In particular, this Fib is just below the .9850 minor psychological level, which also happens to be near the 100 SMA dynamic resistance. This short-term moving average is below the longer-term 200 SMA, which confirms that the downtrend is likely to carry on.
If so, AUDCAD could move back to the previous lows at the .9700 major psychological mark. Stochastic is making its way down from the overbought region so sellers are gaining the upper hand. However, RSI is still on the move up and hasn’t quite made it to the overbought area yet.

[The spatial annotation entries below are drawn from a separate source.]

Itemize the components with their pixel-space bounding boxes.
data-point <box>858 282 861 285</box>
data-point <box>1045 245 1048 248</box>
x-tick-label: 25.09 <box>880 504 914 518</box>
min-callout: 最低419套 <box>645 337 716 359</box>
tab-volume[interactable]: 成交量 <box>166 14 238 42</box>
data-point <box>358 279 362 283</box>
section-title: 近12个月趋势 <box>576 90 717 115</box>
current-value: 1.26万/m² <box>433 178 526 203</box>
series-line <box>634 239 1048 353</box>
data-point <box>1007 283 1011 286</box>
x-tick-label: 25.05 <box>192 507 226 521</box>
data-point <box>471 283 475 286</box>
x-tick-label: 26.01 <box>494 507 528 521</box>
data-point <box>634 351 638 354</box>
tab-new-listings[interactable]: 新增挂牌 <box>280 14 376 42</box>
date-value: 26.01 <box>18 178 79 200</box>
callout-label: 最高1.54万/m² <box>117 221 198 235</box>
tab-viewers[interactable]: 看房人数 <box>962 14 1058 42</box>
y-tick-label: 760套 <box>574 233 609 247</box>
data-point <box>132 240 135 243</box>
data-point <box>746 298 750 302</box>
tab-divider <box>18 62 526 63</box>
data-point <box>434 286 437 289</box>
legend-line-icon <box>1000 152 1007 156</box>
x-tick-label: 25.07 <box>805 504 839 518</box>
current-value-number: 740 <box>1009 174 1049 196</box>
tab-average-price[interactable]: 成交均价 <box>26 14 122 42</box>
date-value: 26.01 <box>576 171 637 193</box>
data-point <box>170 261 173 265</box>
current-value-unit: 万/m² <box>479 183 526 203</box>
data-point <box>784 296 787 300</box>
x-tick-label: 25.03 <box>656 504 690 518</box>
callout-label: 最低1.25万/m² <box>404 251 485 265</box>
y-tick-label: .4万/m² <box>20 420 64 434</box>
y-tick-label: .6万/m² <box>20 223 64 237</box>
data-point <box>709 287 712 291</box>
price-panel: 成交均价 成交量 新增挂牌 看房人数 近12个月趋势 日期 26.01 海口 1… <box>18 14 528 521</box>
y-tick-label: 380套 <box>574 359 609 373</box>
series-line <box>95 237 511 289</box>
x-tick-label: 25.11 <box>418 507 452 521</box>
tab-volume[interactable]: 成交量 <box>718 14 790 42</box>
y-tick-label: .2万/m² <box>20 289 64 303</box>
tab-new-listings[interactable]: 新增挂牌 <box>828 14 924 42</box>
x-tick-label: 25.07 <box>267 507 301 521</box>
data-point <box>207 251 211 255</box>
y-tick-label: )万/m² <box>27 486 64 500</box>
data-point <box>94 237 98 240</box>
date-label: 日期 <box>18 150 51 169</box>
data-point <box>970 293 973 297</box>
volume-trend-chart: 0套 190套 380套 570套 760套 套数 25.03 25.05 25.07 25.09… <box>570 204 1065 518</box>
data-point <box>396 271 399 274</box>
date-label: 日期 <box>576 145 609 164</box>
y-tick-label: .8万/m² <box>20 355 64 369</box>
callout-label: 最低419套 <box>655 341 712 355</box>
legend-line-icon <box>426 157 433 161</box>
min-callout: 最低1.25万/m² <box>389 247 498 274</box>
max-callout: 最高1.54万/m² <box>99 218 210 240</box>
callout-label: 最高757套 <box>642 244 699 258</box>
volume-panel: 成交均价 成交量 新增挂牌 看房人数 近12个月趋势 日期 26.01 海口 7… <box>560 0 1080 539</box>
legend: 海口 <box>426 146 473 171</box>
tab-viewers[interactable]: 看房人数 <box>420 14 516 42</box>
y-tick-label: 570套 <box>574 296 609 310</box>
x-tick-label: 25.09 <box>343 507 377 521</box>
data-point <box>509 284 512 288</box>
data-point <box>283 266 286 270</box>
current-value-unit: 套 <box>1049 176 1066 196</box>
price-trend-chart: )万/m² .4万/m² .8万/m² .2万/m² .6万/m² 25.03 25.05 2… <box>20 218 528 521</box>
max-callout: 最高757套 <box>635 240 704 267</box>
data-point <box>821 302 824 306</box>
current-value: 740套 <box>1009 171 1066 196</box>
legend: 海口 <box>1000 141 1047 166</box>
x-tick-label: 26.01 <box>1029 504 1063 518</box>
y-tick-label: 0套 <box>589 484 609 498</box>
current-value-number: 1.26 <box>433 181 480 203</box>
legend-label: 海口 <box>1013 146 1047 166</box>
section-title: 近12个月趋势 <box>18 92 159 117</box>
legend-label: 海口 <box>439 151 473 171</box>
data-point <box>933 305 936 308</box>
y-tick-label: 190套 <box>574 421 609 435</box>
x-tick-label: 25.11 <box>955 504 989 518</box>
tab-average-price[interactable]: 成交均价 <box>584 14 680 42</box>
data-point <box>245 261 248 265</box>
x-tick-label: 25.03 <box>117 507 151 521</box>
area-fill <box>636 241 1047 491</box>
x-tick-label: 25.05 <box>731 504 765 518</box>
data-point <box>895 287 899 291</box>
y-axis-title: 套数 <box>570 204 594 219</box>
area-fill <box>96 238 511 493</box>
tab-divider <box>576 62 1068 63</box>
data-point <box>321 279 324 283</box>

Crude oil price declines have weighed on the Loonie lately, as recent meetings among smaller oil-producing nations have failed to bear fruit. In addition, the American Petroleum Institute recently reported an increase of 2.4 million barrels in stockpiles while the US Energy Information Administration is expected to show a buildup of 3.1 million barrels.
Higher gains in oil supply could further drive prices lower and perhaps even trigger an upside break for AUDCAD if the Loonie is also dragged down by the commodity. However, the Canadian currency appears to be more resilient these days, even with downbeat jobs data released last week.
Data from Australia has been positive so far, with the Westpac consumer sentiment index showing a strong rebound and HIA new home sales up by 6.0%. Still, risk aversion could weigh on the higher-yielding Aussie, especially in the absence of Chinese and Asian session traders due to the Lunar New Year holidays.